Panellists at Thursday’s Ottawa Real Estate Forum argued that office-to-residential conversions could play a key role in helping solve the city’s escalating housing crisis.
But they said the prohibitive cost of gutting offices and turning them into apartments is a major obstacle to getting more such projects off the ground. They want governments at all levels to take some of the financial burden off developers through measures such as subsidizing construction costs and waiving development fees.
“If you want (more rental housing construction) to truly happen, you’ve got to do something drastic,” Derek Noble, a partner at Ottawa-based Huntington Property Group, told an audience of industry insiders at the Ottawa Conference and Event Centre on Thursday afternoon.
Noble said the City of Ottawa “has an opportunity here to really take an enhanced leadership position” by encouraging developers to repurpose aging, less desirable office properties as apartments.
While Ottawa’s downtown office vacancy rate was officially about 14 per cent at the end of the third quarter, Noble estimated that the actual percentage of office space in the city’s core that sits empty or will be vacated once current leases expire is probably closer to 30 per cent.
“When you walk through downtown, it can be like a scene out of the Walking Dead,” he said, referring to the hit TV series about survivors of a zombie apocalypse. “It’s really, really hurting the city. We’re at an inflection point where we as a city have got to make some significant changes.”
Office-to-residential conversions have become a hot topic of late as commercial vacancy rates across North America spiked after workers fled offices during the pandemic and a shortage of rental accommodation has driven rent prices to record highs.

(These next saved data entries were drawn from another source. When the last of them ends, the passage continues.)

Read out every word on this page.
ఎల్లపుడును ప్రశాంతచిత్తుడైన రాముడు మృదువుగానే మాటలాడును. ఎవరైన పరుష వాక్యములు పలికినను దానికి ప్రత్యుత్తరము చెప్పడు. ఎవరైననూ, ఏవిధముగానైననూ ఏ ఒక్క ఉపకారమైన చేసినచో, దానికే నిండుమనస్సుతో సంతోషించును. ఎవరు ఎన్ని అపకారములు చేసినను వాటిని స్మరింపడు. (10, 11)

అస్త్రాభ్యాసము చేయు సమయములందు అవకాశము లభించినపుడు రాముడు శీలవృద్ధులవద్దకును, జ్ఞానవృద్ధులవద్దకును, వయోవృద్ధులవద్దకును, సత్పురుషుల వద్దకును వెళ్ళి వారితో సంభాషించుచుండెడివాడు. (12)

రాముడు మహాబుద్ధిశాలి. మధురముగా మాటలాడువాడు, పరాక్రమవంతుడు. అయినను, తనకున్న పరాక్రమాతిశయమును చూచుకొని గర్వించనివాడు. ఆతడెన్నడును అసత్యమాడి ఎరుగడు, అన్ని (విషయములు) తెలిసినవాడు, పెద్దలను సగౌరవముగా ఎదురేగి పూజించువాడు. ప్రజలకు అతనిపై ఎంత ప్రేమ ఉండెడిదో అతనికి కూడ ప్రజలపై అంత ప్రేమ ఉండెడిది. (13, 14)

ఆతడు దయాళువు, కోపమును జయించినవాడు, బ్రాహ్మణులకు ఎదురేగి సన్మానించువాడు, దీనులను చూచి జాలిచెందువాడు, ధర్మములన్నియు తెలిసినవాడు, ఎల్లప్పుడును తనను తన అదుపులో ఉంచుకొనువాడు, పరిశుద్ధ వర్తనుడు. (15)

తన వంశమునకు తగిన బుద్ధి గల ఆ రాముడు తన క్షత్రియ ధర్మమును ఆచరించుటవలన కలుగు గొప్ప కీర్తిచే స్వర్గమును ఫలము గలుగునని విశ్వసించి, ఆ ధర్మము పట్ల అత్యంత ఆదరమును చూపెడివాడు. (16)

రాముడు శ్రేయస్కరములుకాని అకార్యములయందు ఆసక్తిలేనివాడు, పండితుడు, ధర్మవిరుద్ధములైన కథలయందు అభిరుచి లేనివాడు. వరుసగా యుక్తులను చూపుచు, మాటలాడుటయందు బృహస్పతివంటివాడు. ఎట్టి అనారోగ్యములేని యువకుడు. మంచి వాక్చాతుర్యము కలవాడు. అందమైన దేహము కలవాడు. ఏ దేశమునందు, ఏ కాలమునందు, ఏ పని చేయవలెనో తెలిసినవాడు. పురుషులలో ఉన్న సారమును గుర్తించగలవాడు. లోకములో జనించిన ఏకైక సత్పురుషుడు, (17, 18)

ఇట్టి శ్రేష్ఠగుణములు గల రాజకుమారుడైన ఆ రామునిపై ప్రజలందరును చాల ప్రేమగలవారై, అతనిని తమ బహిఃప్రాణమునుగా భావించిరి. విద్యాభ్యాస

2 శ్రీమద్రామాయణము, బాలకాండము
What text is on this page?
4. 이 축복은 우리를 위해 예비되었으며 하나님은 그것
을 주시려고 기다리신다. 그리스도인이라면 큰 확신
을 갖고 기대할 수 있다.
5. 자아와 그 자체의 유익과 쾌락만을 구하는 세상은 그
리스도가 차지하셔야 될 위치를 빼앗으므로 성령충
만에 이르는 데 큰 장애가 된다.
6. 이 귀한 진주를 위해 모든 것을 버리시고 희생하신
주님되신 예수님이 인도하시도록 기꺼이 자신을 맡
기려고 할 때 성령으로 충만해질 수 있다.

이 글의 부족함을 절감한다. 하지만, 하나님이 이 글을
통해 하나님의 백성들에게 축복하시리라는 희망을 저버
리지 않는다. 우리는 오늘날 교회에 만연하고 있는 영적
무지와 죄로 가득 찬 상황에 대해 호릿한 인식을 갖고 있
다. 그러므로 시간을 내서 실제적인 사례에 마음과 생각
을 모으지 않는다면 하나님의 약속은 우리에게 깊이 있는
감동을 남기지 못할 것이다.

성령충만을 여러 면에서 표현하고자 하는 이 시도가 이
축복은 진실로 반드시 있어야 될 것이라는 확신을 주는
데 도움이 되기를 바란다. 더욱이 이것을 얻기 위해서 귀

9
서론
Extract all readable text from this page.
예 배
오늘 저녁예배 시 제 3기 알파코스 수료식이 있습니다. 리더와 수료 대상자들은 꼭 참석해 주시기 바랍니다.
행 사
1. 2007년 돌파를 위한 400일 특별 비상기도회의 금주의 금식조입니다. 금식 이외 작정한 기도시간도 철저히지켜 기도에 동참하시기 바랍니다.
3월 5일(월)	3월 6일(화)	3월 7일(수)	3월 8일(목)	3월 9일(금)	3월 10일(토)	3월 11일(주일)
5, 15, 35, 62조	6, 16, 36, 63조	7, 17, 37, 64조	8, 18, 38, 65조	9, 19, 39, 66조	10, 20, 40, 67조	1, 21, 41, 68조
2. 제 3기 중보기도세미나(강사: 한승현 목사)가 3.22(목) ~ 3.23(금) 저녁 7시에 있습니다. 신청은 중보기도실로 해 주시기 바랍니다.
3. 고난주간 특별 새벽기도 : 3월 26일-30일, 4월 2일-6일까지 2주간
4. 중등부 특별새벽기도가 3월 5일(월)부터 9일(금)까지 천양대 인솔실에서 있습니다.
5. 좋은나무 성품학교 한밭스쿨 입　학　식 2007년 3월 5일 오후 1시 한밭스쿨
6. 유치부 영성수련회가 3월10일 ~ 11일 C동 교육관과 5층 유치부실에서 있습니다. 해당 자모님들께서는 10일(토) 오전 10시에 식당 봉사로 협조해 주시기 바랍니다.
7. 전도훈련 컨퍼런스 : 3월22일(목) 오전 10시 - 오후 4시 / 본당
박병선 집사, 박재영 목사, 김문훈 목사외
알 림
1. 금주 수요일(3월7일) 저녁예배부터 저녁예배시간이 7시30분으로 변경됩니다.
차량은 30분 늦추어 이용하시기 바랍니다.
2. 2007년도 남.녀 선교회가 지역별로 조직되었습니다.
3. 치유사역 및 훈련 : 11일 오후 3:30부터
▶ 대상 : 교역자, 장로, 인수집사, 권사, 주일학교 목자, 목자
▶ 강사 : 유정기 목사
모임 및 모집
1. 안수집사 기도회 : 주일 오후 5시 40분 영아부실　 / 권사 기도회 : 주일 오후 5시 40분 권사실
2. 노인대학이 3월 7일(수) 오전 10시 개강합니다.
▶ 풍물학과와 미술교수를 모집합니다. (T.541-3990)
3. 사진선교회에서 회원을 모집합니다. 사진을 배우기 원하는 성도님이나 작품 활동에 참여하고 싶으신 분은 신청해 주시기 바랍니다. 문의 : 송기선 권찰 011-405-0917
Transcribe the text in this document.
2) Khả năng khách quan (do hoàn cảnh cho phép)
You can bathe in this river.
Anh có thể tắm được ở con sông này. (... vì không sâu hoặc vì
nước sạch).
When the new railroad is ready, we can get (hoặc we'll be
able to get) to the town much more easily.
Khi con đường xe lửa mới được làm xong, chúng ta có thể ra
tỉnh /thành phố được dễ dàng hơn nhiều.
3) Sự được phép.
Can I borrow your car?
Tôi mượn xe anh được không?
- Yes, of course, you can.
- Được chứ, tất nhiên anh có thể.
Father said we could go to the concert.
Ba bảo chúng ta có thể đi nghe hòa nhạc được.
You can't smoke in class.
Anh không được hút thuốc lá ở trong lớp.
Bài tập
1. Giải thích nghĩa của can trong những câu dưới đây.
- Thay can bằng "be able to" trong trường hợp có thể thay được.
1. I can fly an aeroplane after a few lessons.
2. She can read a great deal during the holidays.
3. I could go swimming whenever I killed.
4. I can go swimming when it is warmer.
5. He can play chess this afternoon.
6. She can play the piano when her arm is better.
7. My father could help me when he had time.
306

Advocates say conversions achieve dual goals by giving a much-needed boost to the rental housing inventory while at the same time getting rid of unwanted office real estate. Firms such as CLV Group and District Realty have already completed a number of conversions in the downtown core and several more developments are in the works.
But real estate experts say such projects are not for the faint of heart. It often takes more than a year to gain the necessary provincial and municipal permits and approvals to convert an office to residential use, and the process can be riddled with unforeseen complications that come with completely gutting and retrofitting decades-old commercial buildings to make them habitable.